I told myself that I wouldn’t go back to Marbury again, but that made me feel stupid, too.

You’re a fucking liar, Jack.

I felt so sad about Conner. He knew who I was, I was certain of it, and I was afraid to go back and see the waste of it all.

But more than that, I was afraid to not go back, to always wonder about Griffin and Ben, or to ask myself, constantly, if there was some reason, like Henry believed, for me—for us—to be there, as though I could make some kind of difference and help those boys.

I was an idiot to think I wouldn’t go back again.

I’d die here if I didn’t go back to Marbury.

Fuck you, Jack.

Nickie’s fingers ran through my hair.

I closed my eyes.

Nickie sat by my side while I slept. She never took her hand away from me. It made me safe.

I woke before noon.

She kissed my forehead and smiled. “You look better.”

I was embarrassed, felt so weak. I combed my hair back out of my face with a hand. “Thank you for staying, Nickie.”

“I can ring down for breakfast if you’d like.”

I sat up, realized I still didn’t have anything on. “What happened last night? What happened to me after we heard Seth?”
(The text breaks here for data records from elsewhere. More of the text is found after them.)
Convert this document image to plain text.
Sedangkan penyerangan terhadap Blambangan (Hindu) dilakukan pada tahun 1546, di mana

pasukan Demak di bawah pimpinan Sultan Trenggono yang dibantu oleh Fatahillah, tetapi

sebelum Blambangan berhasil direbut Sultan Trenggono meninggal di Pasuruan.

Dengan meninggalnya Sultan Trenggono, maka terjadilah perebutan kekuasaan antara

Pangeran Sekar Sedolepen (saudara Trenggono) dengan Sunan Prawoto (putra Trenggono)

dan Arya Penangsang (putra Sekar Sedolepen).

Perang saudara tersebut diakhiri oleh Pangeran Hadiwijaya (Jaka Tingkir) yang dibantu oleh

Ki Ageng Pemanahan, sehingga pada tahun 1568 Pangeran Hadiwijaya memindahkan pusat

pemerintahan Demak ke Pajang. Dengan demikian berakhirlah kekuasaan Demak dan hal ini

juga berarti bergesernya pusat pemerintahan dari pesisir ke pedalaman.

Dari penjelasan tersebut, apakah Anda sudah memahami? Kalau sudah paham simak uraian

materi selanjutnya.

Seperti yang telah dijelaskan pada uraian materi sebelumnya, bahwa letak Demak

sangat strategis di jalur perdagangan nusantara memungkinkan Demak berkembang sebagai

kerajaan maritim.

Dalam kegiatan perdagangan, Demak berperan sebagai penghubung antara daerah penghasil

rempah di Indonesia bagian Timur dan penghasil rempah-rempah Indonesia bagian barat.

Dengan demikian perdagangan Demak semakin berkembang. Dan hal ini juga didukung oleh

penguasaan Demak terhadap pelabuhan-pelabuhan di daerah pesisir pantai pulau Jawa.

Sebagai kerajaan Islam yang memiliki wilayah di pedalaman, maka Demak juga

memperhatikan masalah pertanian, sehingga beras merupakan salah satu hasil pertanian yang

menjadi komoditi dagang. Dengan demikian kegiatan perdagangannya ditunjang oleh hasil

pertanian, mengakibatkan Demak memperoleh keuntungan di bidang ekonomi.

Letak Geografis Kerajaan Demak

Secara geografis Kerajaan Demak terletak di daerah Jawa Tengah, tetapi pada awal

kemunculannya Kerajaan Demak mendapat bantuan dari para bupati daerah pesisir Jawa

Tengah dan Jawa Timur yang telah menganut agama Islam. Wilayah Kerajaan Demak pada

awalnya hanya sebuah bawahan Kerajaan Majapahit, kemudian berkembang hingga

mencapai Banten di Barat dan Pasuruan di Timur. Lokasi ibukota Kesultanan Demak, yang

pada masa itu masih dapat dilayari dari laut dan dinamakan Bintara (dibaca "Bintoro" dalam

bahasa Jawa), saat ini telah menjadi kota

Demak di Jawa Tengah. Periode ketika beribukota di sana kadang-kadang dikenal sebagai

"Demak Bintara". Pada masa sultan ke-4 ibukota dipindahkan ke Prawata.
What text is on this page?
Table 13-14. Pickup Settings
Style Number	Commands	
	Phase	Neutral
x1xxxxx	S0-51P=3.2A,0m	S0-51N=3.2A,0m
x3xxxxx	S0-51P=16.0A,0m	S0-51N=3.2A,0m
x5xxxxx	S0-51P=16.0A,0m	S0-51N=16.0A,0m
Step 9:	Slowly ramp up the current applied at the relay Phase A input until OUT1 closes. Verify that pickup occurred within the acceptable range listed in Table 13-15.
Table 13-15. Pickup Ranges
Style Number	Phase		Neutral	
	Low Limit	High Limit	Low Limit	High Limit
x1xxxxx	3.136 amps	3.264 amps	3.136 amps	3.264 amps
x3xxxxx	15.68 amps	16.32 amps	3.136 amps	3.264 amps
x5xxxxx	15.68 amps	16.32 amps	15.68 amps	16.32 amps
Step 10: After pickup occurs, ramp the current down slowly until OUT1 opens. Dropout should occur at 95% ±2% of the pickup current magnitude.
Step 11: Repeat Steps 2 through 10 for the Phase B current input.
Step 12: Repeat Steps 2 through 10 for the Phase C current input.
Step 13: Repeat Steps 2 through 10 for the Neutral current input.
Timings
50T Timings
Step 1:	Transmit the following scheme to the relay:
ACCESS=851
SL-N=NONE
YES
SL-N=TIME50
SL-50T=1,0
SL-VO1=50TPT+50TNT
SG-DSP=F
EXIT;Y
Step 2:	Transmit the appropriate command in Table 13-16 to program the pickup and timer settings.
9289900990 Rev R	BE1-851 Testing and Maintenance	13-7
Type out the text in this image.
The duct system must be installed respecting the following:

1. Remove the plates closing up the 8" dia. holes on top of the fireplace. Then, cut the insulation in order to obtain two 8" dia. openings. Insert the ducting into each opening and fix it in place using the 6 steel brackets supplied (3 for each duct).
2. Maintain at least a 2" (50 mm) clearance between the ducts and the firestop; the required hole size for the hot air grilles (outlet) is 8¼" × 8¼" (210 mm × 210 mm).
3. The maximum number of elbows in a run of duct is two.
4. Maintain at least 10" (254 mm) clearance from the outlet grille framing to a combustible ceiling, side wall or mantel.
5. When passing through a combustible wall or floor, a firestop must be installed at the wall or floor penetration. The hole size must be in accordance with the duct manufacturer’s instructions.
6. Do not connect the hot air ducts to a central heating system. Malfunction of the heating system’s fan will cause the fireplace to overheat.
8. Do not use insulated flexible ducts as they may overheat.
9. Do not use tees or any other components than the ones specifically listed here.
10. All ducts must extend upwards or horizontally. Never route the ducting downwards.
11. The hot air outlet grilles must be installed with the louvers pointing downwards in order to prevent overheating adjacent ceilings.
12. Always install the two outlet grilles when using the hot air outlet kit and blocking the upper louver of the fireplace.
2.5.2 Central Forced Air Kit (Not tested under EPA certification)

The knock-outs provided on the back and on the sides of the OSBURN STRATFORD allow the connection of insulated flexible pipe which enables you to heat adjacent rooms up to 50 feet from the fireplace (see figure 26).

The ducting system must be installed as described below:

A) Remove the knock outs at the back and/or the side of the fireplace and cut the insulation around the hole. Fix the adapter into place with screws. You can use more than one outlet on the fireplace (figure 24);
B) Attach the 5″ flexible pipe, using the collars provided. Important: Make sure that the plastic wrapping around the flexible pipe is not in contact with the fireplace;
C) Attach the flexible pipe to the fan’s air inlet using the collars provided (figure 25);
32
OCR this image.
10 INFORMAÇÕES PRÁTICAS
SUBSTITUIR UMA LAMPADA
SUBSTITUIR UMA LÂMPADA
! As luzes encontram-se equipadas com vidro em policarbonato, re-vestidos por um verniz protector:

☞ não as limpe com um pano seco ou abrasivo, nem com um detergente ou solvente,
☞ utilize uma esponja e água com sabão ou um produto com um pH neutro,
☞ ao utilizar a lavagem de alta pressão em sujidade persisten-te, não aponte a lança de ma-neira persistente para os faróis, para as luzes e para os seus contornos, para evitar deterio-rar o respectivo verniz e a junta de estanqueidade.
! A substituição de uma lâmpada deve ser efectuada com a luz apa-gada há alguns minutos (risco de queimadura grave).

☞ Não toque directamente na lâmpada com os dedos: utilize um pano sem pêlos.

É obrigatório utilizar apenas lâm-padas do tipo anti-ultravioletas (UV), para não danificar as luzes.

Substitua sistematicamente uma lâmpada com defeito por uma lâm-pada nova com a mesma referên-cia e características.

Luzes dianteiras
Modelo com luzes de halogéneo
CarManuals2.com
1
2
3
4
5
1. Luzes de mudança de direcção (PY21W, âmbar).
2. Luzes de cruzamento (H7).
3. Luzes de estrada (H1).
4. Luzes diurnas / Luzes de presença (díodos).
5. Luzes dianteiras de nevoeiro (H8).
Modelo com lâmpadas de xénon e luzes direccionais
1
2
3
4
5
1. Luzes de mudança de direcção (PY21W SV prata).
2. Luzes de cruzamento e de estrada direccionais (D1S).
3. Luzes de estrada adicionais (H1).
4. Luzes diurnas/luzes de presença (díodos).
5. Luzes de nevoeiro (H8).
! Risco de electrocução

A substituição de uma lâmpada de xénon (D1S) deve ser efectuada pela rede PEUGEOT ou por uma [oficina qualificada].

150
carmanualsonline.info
“We went to sleep. I woke up and you were gone. You’d gone into the bath. I thought you were sleeping. You were so cold.”

The lens.

I jolted, suddenly awake, and glanced over at the clock.

“My phone.” I looked on both nightstands. Nickie reached down and grabbed it from the floor, where it had fallen among our clothes.

I had two missed calls from Conner, and one from Henry.

I got up from the bed, holding the blanket in front of my waist. I don’t know why I acted so dumb and fragile, standing there in front of her, could feel myself turning red.

“Conner’s probably at King’s Cross,” I said. “I forgot all about it.”

I looked away from her, dropping my covers and quickly pulling on the jeans I’d borrowed from her brother. I should have worn something else, but I didn’t want Nickie to see that I was most concerned about making sure the lens was still in my pocket. I felt it there as I buttoned the jeans. I looked at her then. She had been watching me get dressed, and that made me feel renewed embarrassment.

It was good to get out. The rain had stopped, and the city was clean and smelled like the sea. On our way to the Underground, I called Conner. His train was ninety minutes out, so Nickie and I ate breakfast and had coffee at the station.

“I don’t want to go home tomorrow, Nickie.”

She sipped her coffee, dabbed her lips with a napkin. “I wish you could stay.”

I held her hand. She said, “Promise me that you will fix that angry and scared boy inside here.”

She smiled and rubbed my chest.

“I promise.”

And we kissed.

“Then perhaps before you come back to England for school, I can come to California for a visit.”

I looked into her eyes to see if she was joking.

“You could move into my bedroom and Wynn and Stella wouldn’t even notice.”

She laughed.

“Jack,” she said. “Tell me about this.”

She reached across my lap, clearly making no effort to avoid brushing her fingers slowly over me. Her hand closed around the lens inside my pocket.

I was stupid to have fooled myself into thinking she didn’t know what I was trying to hide.

“It’s a lens,” I said.

“It was from those glasses, wasn’t it?”